Develop Emotional Resilience 

    As Sachin Tendulkar, the renowned cricketer, once said “If people throw stones at you, turn them into milestones.” This should be the mental build-up of any individual working abroad. Support this attitude with meditation, deep breathing, and yoga sessions, coupled with a sense of gratitude for the opportunity to work in a foreign land with new avenues. Besides this, focus only on the areas under one’s control to remove any mental blockage arising out of frustration and isolation.   

 

    

Stay Connected with Your Home Culture

    Now, this is something with which I started this article, about the diasporic Ashima in Jhumpa Lahiri’s masterpiece The Namesake preparing. This sense of ‘home away from home’ needs to be instilled into the psyche of the expatriates, which can be food, some sort of home décor like wall paintings, and music, indigenous folk songs. Besides these, celebrating traditions and festivals reminiscent of one’s culture might help if the individuals join any expatriate diasporic community. That they won’t feel left out and away from home. Also, staying connected with one’s cultural chords from the home country is essential to stay in high spirits. 

 

 

Explore Your New Environment

    Working abroad is a beautiful opportunity to explore the culture of a new region, in terms of food, places, customs and rituals, festivals, and the finer aspects of its heritage and culture. It is important to connect to the region and feel it on your skin. For example, if someone working in London visits the theatre screenings held at Theatre Royal, Drury Lane, he/she will get an opportunity to explore the ancient British culture and its theatrical and musical taste. This theatre was designed by Benjamin Dean Wyatt and has grand interiors reflecting Regency-era opulence with intricate detailing and luxurious décor, hosting plays by the legendary playwrights Congreve, Sheridan & G.B. Shaw. 

    The experience, therefore, would increase the individual’s cultural, historical, and linguistic admiration of London and he would no longer feel completely alienated from the British culture, perhaps. Every region has its unique charm and appeal; you need to pick up the flavours and savor them soulfully.    

 

 

Set Clear Personal and Professional Goals

    This again has to do with the work-life balance, while at the same time, learning a new language to upskill oneself with the communication process of the new country is certainly not a bad option to start with. For example, trying to learn French if someone is working in France would definitely help him acquire the new language, allowing him to mix more easily with the local people and befriend them for social camaraderie, which won’t be possible with simply knowing English, for that matter. Also, celebrating achievements, even the smallest of them, and a regular reflection on one’s performance at the workplace, a kind of self-introspection, definitely helps the expatriates in the long run. 

 

 

Recognize When You Need Help

    Taking care of your physical and psychological health is of paramount importance; you cannot ignore it. Mental trauma arising out of societal, psychological as well as professional alienation can prove to be fatal. In the worst of cases, it could even lead to the development of a nihilist attitude in the individual’s psyche, driving him to the extremes of frenzy, culminating in suicide. That’s why you must keep a check on your emotional health indicators like exhaustion, irritability, and anxiety and seek help at the earliest when things don’t seem to be well. It could be a trusted friend, or any confidante in the workplace, who could ease the psychic ailment or suggest effective ways to help. 
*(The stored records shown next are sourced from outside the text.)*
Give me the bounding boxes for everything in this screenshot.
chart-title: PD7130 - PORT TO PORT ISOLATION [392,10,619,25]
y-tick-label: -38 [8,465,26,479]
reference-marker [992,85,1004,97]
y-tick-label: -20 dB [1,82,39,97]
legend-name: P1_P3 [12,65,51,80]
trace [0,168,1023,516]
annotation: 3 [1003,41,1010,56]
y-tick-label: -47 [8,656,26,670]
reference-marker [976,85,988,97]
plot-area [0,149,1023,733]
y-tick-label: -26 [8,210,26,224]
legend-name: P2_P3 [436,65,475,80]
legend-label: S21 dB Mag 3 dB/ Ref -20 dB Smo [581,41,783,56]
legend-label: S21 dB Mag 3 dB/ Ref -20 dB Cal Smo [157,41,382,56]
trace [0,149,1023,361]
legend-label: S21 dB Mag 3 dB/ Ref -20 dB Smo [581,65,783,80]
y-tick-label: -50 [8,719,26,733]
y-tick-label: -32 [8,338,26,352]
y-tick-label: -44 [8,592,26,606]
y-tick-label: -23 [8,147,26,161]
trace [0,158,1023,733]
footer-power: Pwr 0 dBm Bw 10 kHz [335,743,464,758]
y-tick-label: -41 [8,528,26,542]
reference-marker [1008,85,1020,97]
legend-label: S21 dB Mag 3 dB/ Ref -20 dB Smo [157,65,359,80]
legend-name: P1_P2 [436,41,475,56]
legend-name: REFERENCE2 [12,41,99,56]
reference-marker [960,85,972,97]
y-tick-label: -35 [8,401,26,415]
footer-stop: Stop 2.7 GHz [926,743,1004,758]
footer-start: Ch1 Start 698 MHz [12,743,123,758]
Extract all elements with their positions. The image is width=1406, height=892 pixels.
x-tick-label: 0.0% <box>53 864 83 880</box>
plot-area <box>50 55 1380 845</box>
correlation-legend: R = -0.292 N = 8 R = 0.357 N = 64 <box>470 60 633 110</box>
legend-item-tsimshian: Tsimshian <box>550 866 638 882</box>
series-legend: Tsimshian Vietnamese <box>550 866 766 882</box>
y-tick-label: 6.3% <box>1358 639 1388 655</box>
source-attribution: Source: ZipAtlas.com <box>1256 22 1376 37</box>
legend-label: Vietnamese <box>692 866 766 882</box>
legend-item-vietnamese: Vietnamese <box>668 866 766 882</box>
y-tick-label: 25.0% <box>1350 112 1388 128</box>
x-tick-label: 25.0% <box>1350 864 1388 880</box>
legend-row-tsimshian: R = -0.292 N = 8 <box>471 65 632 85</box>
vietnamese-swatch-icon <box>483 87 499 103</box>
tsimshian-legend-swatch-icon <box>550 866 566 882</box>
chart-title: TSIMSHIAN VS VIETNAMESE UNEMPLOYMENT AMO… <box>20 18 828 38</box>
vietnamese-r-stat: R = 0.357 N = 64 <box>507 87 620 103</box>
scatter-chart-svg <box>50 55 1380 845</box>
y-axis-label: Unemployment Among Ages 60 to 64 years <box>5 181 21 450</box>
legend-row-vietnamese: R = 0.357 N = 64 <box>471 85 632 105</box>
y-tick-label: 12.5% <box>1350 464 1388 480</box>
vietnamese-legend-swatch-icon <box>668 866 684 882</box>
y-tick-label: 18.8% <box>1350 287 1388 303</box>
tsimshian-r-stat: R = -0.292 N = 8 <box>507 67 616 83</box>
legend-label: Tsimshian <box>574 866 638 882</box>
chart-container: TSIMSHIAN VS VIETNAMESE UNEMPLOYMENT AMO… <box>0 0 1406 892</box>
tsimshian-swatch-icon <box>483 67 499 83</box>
    Mental well-being is integral to both professional success and personal fulfilment for every working professional; especially for those working abroad. Apprehensions about the differences and assumptions about the difficulties will only hold you back from making the most of opportunities – they seldom knock twice. 

    If you have gone through this piece mindfully, then you know what to do and how. So, don’t hold back when you have the opportunity to stretch your boundaries; as Ashoke in Lahiri’s The Namesake, said, “Pack a pillow and blanket. Go see the world. You will never regret it, Gogol.”